How can you model data with a linear function? You must provide a real-world example and show how to model the problem using a linear function. Be sure to explain how you know it is a function.
This is a discussion question I need help on, can somebody please help me understand how and where to begin? Thanks
I just paid $11.04 for 12 litres of gas, while last week I paid $$59.80 for 65 litres of gas at the same price.
If L is the number of litres, and C is the cost in dollars per L, find the equation for the cost in terms of L
So you have 2 points of the form (L,C) and they are (12, 11.04) and (65, 59.80)
step 1:
find the slope :
slope = (59.8-11.04)/(65-12) = .92
since we know that for 0 L of gas , I would pay $0.00, the relations is a direct variation and it is
C = .92L
Remember a linear function is graphed by a straight line.
Pick different values of L, then find C
Plot those points, showing a straight line
Okay, thank you Reiny!:)
Wait... isn't a function supposed to go like: y = f(x) or something? Where does that come in to play here?
Do you like
C(L) = .92L better?
so the horizontal axis will be labeled L
and the vertical axis as C(L)
To model data with a linear function, you need to understand what a linear function represents and how it can be applied to real-world scenarios.
A linear function is a mathematical relationship between two variables, where the output (dependent variable) varies linearly with respect to the input (independent variable). In other words, when you plot the data points on a graph, they will form a straight line.
Let's consider a real-world example to illustrate this. Suppose you want to model the relationship between the number of hours a person studies and their test score. You gather data from several students and record the number of hours they studied and their corresponding test scores.
Here's a step-by-step process to model this problem using a linear function:
1. Collect your data: Record the number of hours studied by each student along with their respective test scores.
2. Plot the data: Create a scatter plot with the number of hours studied on the x-axis and the test scores on the y-axis. Each data point will represent a student's study time and test score.
3. Visual inspection: Look at the scatter plot and check if the data pattern appears to be linear. If the data points seem to generally align in a straight line, it suggests a linear relationship between the variables.

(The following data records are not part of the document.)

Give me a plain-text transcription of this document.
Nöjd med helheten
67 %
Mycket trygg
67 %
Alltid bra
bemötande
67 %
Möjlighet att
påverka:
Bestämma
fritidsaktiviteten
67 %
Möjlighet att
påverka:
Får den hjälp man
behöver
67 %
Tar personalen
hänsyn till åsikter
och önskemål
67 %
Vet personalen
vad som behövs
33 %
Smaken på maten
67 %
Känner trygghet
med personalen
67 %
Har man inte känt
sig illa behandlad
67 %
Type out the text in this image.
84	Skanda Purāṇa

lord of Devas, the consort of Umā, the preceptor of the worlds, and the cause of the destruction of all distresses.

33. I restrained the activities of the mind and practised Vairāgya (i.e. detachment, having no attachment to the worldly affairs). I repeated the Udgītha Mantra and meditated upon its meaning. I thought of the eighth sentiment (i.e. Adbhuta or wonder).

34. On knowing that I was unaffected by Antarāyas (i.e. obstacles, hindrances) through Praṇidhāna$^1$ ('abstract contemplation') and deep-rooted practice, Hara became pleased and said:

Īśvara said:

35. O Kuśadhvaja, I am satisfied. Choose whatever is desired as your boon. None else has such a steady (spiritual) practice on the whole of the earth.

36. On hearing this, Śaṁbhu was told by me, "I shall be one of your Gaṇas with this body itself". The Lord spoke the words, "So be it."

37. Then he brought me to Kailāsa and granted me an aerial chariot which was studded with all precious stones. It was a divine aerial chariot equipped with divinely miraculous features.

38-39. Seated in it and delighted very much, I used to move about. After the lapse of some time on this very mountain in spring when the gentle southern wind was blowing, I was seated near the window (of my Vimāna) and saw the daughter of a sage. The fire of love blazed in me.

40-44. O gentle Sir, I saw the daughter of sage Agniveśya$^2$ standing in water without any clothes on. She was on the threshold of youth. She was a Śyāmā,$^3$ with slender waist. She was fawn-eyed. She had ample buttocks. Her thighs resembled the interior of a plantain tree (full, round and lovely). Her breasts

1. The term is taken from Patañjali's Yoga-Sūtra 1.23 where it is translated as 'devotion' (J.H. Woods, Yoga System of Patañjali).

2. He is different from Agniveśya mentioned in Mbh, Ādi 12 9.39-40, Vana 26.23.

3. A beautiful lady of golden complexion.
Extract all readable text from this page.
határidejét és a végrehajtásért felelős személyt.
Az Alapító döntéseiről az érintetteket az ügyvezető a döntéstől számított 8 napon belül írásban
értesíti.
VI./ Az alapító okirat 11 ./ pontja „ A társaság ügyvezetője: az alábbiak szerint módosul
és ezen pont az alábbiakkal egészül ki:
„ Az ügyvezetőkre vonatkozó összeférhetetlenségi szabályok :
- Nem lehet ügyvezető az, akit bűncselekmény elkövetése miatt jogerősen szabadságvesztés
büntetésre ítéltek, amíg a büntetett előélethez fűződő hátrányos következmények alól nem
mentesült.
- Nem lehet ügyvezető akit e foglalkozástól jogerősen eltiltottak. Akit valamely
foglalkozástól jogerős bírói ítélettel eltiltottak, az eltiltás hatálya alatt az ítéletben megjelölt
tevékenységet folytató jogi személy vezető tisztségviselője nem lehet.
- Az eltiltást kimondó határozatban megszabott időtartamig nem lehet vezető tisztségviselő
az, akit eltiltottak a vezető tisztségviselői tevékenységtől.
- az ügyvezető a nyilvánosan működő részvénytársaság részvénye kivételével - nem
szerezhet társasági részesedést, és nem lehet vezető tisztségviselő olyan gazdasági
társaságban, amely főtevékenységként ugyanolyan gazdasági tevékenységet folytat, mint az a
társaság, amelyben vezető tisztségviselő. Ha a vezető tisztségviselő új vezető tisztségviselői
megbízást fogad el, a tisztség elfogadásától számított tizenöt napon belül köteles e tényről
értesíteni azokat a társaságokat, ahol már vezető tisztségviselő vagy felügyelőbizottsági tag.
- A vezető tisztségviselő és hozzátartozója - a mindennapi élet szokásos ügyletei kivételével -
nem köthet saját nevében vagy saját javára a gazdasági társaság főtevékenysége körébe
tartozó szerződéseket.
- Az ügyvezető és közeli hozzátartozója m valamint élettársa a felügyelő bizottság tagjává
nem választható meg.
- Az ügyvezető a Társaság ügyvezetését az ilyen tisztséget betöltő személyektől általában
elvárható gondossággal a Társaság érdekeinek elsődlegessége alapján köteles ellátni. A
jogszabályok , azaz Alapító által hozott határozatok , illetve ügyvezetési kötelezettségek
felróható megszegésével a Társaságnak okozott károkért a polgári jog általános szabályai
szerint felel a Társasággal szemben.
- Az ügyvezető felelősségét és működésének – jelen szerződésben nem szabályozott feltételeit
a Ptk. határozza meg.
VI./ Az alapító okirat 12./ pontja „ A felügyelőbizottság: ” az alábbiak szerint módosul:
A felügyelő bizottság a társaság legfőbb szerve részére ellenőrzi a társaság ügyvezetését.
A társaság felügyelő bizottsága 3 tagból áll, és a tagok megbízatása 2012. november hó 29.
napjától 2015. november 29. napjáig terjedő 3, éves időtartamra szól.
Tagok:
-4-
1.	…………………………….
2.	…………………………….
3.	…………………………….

4. Calculate the line of best fit: Determine the line that best represents the relationship between the variables. This line is called the "line of best fit" or the "regression line." There are various methods to calculate this line, such as the least squares method or regression analysis.
5. Equation of the line: Once you have the line of best fit, you can express it as a linear function. The equation of a linear function is typically written as y = mx + b, where y represents the dependent variable (test score), x represents the independent variable (hours studied), m represents the slope of the line, and b represents the y-intercept.
6. Interpret the coefficients: In our example, the slope (m) of the line represents the average change in test score for each additional hour of study. The y-intercept (b) is the predicted test score when the number of hours studied is zero.
By following these steps, you can use a linear function to model the relationship between the number of hours studied and test scores. Remember that the line of best fit is an approximation based on the available data, and there may be some variation or outliers in the actual relationship.